Kıbrıs’ta “Manisa vakası”
Son dönemin sloganı belli: Türkiye’de olan her şey Kıbrıs’ta da olacak!
Türkiye kış saatine geçmedi diye işgal topraklarında da geçilmedi. “Kış saati”nde zifiri karanlıkta taş ocakları burjuvazisinin viran ettiği yollarda bir okul servisi kaza yaptı. Çocuklarımız öldü.
Türkiye koca bir şantiyeye dönmüş, KKTC denilen ucubenin de aşağı kalır tarafı yok. Dağlar oyum oyum oyuluyor. “Rum’a bir çakıl taşı vermeyeceğiz” diyen sömürgeci zihniyet Kıbrıs’ın bütün dağlarını çakıla dönüştürüyor.
Türkiye’nin inşaatçıları ne ise Kıbrıs’ın taş ocağı burjuvazisi de o! Kıbrıs’ta yine bir işçi inşaattan düştü, hayat mücadelesi veriyor. Türkiye’de ne oluyorsa Kıbrıs’ta da o olacak!
Bir süre önce Manisa’da yüzlerce asker tavuktan zehirlenmişti. Şimdi de Kıbrıs’ta zehirlendi.

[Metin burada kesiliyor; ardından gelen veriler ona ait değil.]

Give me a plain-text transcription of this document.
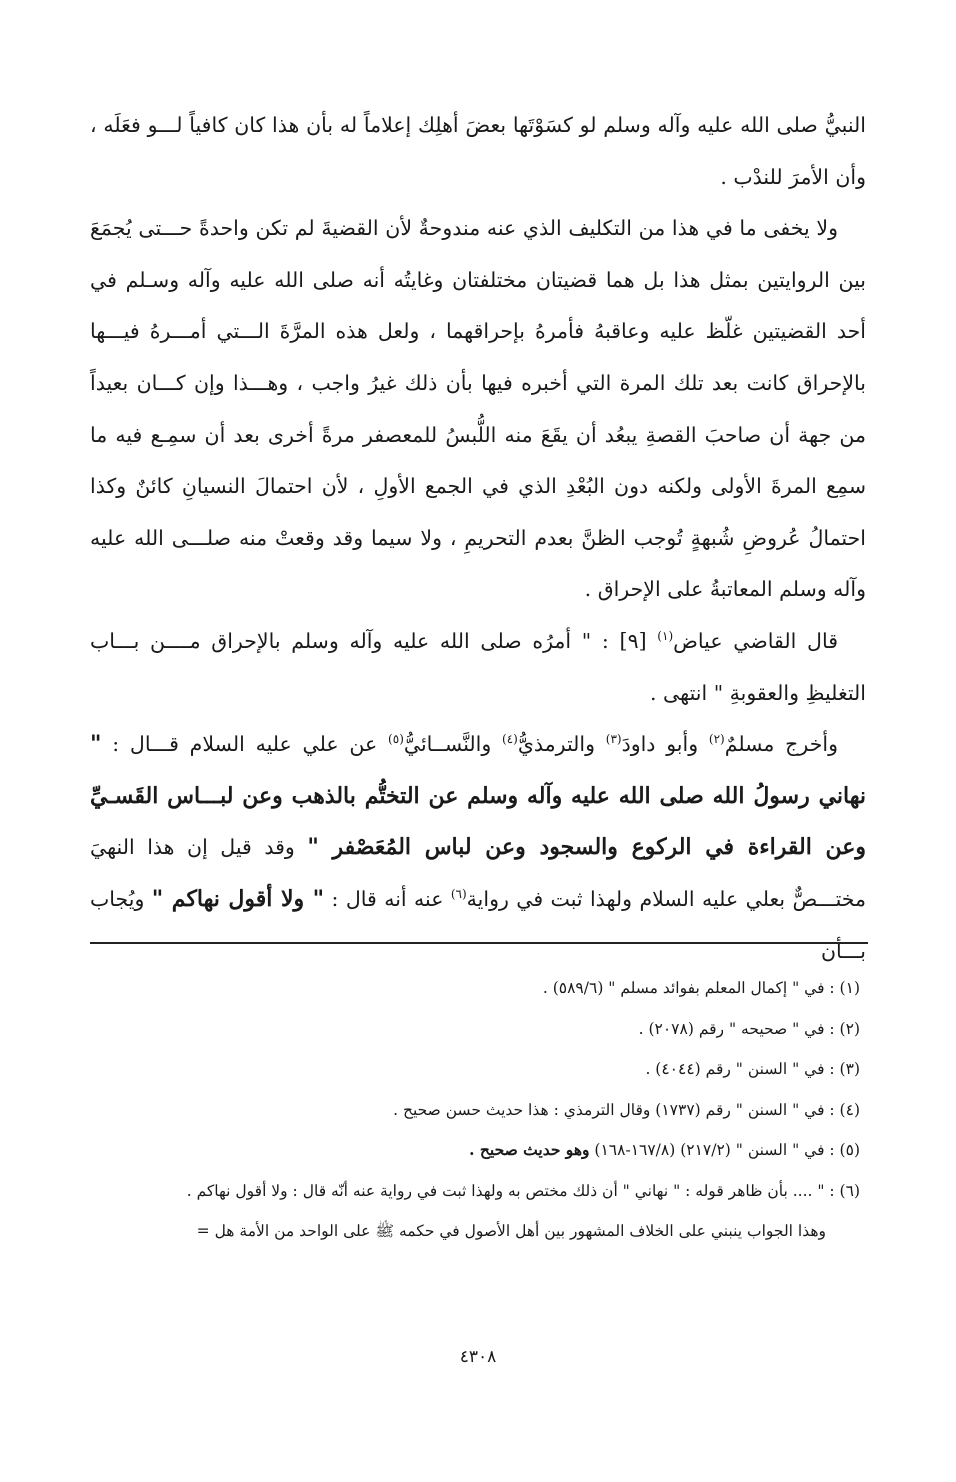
النبيُّ صلى الله عليه وآله وسلم لو كسَوْتَها بعضَ أهلِك إعلاماً له بأن هذا كان كافياً لـــو فعَلَه ، وأن الأمرَ للندْب .

ولا يخفى ما في هذا من التكليف الذي عنه مندوحةٌ لأن القضيةَ لم تكن واحدةً حـــتى يُجمَعَ بين الروايتين بمثل هذا بل هما قضيتان مختلفتان وغايتُه أنه صلى الله عليه وآله وسـلم في أحد القضيتين غلّظ عليه وعاقبهُ فأمرهُ بإحراقهما ، ولعل هذه المرَّةَ الـــتي أمـــرهُ فيـــها بالإحراق كانت بعد تلك المرة التي أخبره فيها بأن ذلك غيرُ واجب ، وهـــذا وإن كـــان بعيداً من جهة أن صاحبَ القصةِ يبعُد أن يقَعَ منه اللُّبسُ للمعصفر مرةً أخرى بعد أن سمِـع فيه ما سمِع المرةَ الأولى ولكنه دون البُعْدِ الذي في الجمع الأولِ ، لأن احتمالَ النسيانِ كائنٌ وكذا احتمالُ عُروضِ شُبهةٍ تُوجب الظنَّ بعدم التحريمِ ، ولا سيما وقد وقعتْ منه صلـــى الله عليه وآله وسلم المعاتبةُ على الإحراق .

قال القاضي عياض$^{(١)}$ [٩] : " أمرُه صلى الله عليه وآله وسلم بالإحراق مــــن بـــاب التغليظِ والعقوبةِ " انتهى .

وأخرج مسلمٌ$^{(٢)}$ وأبو داودَ$^{(٣)}$ والترمذيُّ$^{(٤)}$ والنَّســائيُّ$^{(٥)}$ عن علي عليه السلام قـــال : " نهاني رسولُ الله صلى الله عليه وآله وسلم عن التختُّم بالذهب وعن لبـــاس القَسـيِّ وعن القراءة في الركوع والسجود وعن لباس المُعَصْفر " وقد قيل إن هذا النهيَ مختـــصٌّ بعلي عليه السلام ولهذا ثبت في رواية$^{(٦)}$ عنه أنه قال : " ولا أقول نهاكم " ويُجاب بـــأن

(١) : في " إكمال المعلم بفوائد مسلم " (٥٨٩/٦) .

(٢) : في " صحيحه " رقم (٢٠٧٨) .

(٣) : في " السنن " رقم (٤٠٤٤) .

(٤) : في " السنن " رقم (١٧٣٧) وقال الترمذي : هذا حديث حسن صحيح .

(٥) : في " السنن " (٢١٧/٢) (١٦٧/٨-١٦٨) وهو حديث صحيح .

(٦) : " .... بأن ظاهر قوله : " نهاني " أن ذلك مختص به ولهذا ثبت في رواية عنه أنّه قال : ولا أقول نهاكم .

وهذا الجواب ينبني على الخلاف المشهور بين أهل الأصول في حكمه ﷺ على الواحد من الأمة هل =

٤٣٠٨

Daha önce yazdığımız yazılarda Manisa’daki vakayı hem doğrudan hem dolaylı olarak ele aldık.
Bir yazımızda şöyle demişiz:
“Biz generalleri sevmeyiz...
Zart zurt darbe yapan generalleri hiç sevmeyiz...
Onlar da bizi sevmez zaten...
Misal 1917’de Rusya’da Şubat Devrimi’nde Çar devrilince subaylar sokağa çıkmaya korkuyordu...
Çünkü halk yakaladığının apoletlerini söküyordu...
Ne varsa erlerde ve düşük rütbeli subaylarda var. Toplumu sardı mı bir sınıf mücadelesi kasırgası erler kızıl bayrağı çekerler...
Severiz biz erleri...
Onlar bozuk tavuktan zehirlenir, generaller zehirlenmez...
Erler son kullanım tarihi geçmiş konserve yer, general yemez...
Erlerin nöbet tuttuğu kulübeye yıldırım düşer, generaller de “oğlunuz şehit oldu” diye aile ziyaretine gider...
Erler dayak yer, generaller dayak atar...”
Türkiye’de ne oluyorsa Kıbrıs’ta da aynısı oluyor! Güvenlik Kuvvetleri Komutanlığı’nın yaptığı açıklamaya ve Lefkoşa Burhan Nalbantoğlu Hastanesi’nin başhekimi dr. Bülent Dizdarlı’nın verdiği bilgiye göre 164 asker zehirlenme şüphesi ile ayakta tedavi gördükten sonra taburcu oldu.
Manisa’da ve Türkiye’deki diğer zehirlenme vakalarında yaşanan şey, “Türkiye sevdası”, Türkiye’yi “bir anonim şirket gibi yönetmek” olanların Türk ulusunu içine düşürdükleri durumun bir karikatürüydü. Türkiye bir anonim şirket gibi yönetilirse, askeri de emperyalizmin taşeronu olur, ordu mutfağına da taşeron şirket girer.
Kıbrıs’ta yaşanan ise Türk ulusunun yaşadığı krizin Kıbrıs’a taşmasıdır.
Kızıl Ordu başkomutanı Lev Davidoviç Trotskiy’nin kelimeleriyle söylersek, “hiç bir derin ulusal kriz de belli bir dereceye vardığında orduya sirayet etmemezlik edemez.” Eklemek gerekiyor: Hiç bir derin ulusal kriz de belli bir dereceye vardığında sömürgelere sirayet etmemezlik edemez!
Bir süredir “FETÖ” operasyonu adı altında Kıbrıs’a derinlemesine sirayet eden Türk burjuvazisinin iç savaşına ordu içindeki “ulusal kriz” de ekleniyor.
1876 darbesinden bugüne Türkiye’de gerçekleşen bütün darbeler Kıbrıs tarihine doğrudan yön vermiştir. Yalnızca darbeler ve her türden gericilik değil, yükselen mücadeleler de Kıbrıs’ta karşılık bulmuştur.
Düne kadar hamasi nutuklarda “et ve tırnak gibiyiz” diyordu Türk sömürgeciliği ve onun yerli işbirlikçileri. Bundan sonra “midemiz de bir”, diyebilirler. “Manisa ile birlikte zehirlenmişiz...”
Bu yazı Kıbrıs’ın Afrika gazetesinde 14 Eylül 2017 tarihinde yayınlanmıştır.